Example: Cypress E2E for an E-Commerce Checkout

IMPLEMENT -- Checkout flow with network interception:

// cypress/e2e/checkout.cy.ts
describe('Checkout flow', () => {
  beforeEach(() => {
    cy.intercept('POST', '/api/orders', { fixture: 'order-success.json' }).as('createOrder');
    cy.loginByApi('customer@shop.com', 'testpass123');
  });

  it('completes checkout with valid payment', () => {
    cy.visit('/cart');
    cy.findByTestId('cart-item').should('have.length.at.least', 1);

    cy.findByRole('button', { name: 'Proceed to Checkout' }).click();
    cy.url().should('include', '/checkout');

    cy.findByLabelText('Card number').type('4242424242424242');
    cy.findByLabelText('Expiry').type('12/28');
    cy.findByLabelText('CVC').type('123');

    cy.findByRole('button', { name: 'Place Order' }).click();
    cy.wait('@createOrder');

    cy.findByRole('heading', { name: 'Order Confirmed' }).should('be.visible');
  });
});

Rationalizations to Reject

RationalizationWhy It Is Wrong
"Using CSS class selectors is faster than adding data-testid attributes"No CSS class selectors in page objects. .btn-primary breaks when the design system updates class names.
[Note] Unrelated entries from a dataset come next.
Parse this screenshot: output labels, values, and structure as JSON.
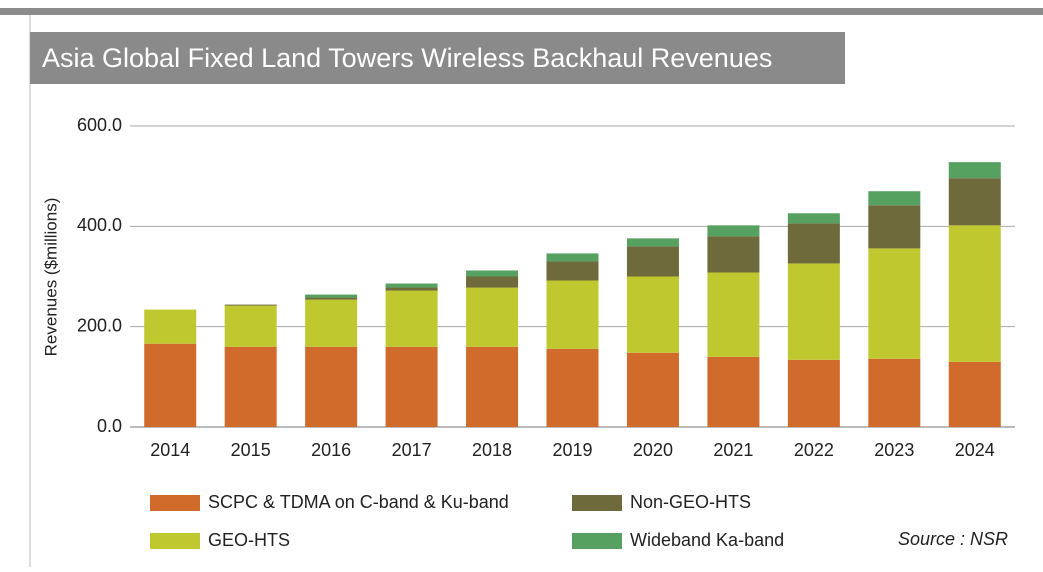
{
  "chart_data": {
    "type": "stacked_bar",
    "title": "Asia Global  Fixed Land Towers Wireless Backhaul Revenues",
    "y_label": "Revenues ($millions)",
    "source": "Source : NSR",
    "categories": [
      "2014",
      "2015",
      "2016",
      "2017",
      "2018",
      "2019",
      "2020",
      "2021",
      "2022",
      "2023",
      "2024"
    ],
    "series": [
      {
        "name": "SCPC & TDMA on C-band & Ku-band",
        "color": "#d06b2b",
        "values": [
          166,
          160,
          160,
          160,
          160,
          156,
          148,
          140,
          134,
          136,
          130
        ]
      },
      {
        "name": "GEO-HTS",
        "color": "#bfc82f",
        "values": [
          68,
          82,
          94,
          112,
          118,
          136,
          152,
          168,
          192,
          220,
          272
        ]
      },
      {
        "name": "Non-GEO-HTS",
        "color": "#6e6a3c",
        "values": [
          0,
          2,
          4,
          6,
          22,
          38,
          60,
          72,
          80,
          86,
          94
        ]
      },
      {
        "name": "Wideband Ka-band",
        "color": "#56a060",
        "values": [
          0,
          0,
          6,
          8,
          12,
          16,
          16,
          22,
          20,
          28,
          32
        ]
      }
    ],
    "ylim": [
      0,
      600
    ],
    "yticks": [
      {
        "value": 0,
        "label": "0.0"
      },
      {
        "value": 200,
        "label": "200.0"
      },
      {
        "value": 400,
        "label": "400.0"
      },
      {
        "value": 600,
        "label": "600.0"
      }
    ],
    "grid": true
  }
}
Use data-testid, ARIA roles, and accessible labels.
"Adding a short waitForTimeout is easier than figuring out the right wait condition"No arbitrary waits is a hard gate. waitForTimeout is a flakiness timebomb. Wait for specific conditions: network responses, DOM mutations, or URL changes.
"This test creates data through the UI because the API setup is complex"Test data must be created via API or fixtures, not through UI interactions. UI-based setup is slow, brittle, and conflates setup failures with assertion failures.
"The test only fails sometimes in CI -- adding a retry will fix it"Flaky tests block merge. Diagnose the root cause. Retries mask problems. After remediation, rerun 5 times to confirm stability.

Gates

  • No CSS class selectors in page objects. If a locator uses
    .btn-primary
    or
    [class*="header"]
    , the test is brittle. Use
    data-testid
    , ARIA roles, or accessible labels. Rewrite before merging.
  • No arbitrary waits. If any test contains
    waitForTimeout
    ,
    cy.wait(number)
    , or
    Thread.sleep
    , it is not ready. Replace with explicit condition waits.
  • No shared mutable state. If test B depends on data created by test A, both tests are broken. Each test must create its own data. Fix before proceeding.
  • Flaky tests block merge. Any test that fails intermittently on 3 consecutive runs must be remediated or quarantined with a tracking issue before the suite is considered complete.

Escalation

  • When the application requires a complex auth flow (OAuth, SSO, MFA): Do not automate the full OAuth redirect in the browser. Use API-based authentication to obtain tokens, then inject them as cookies or headers. If API auth is not available, escalate to the team to expose a test-only auth bypass.
  • When tests require infrastructure not available locally (third-party APIs, payment processors): Mock the external dependency at the network layer using Playwright route interception or Cypress intercept. If the mock is insufficient for confidence, escalate for a staging environment with sandbox credentials.
  • When flakiness persists after 3 remediation attempts on the same test: The test may be exposing a real race condition in the application. Escalate the finding as a potential production bug rather than continuing to patch the test.
  • When the E2E suite exceeds 10 minutes on CI: Triage tests into smoke (must run on every commit) and full (runs on PR merge or nightly). Do not simply accept slow pipelines.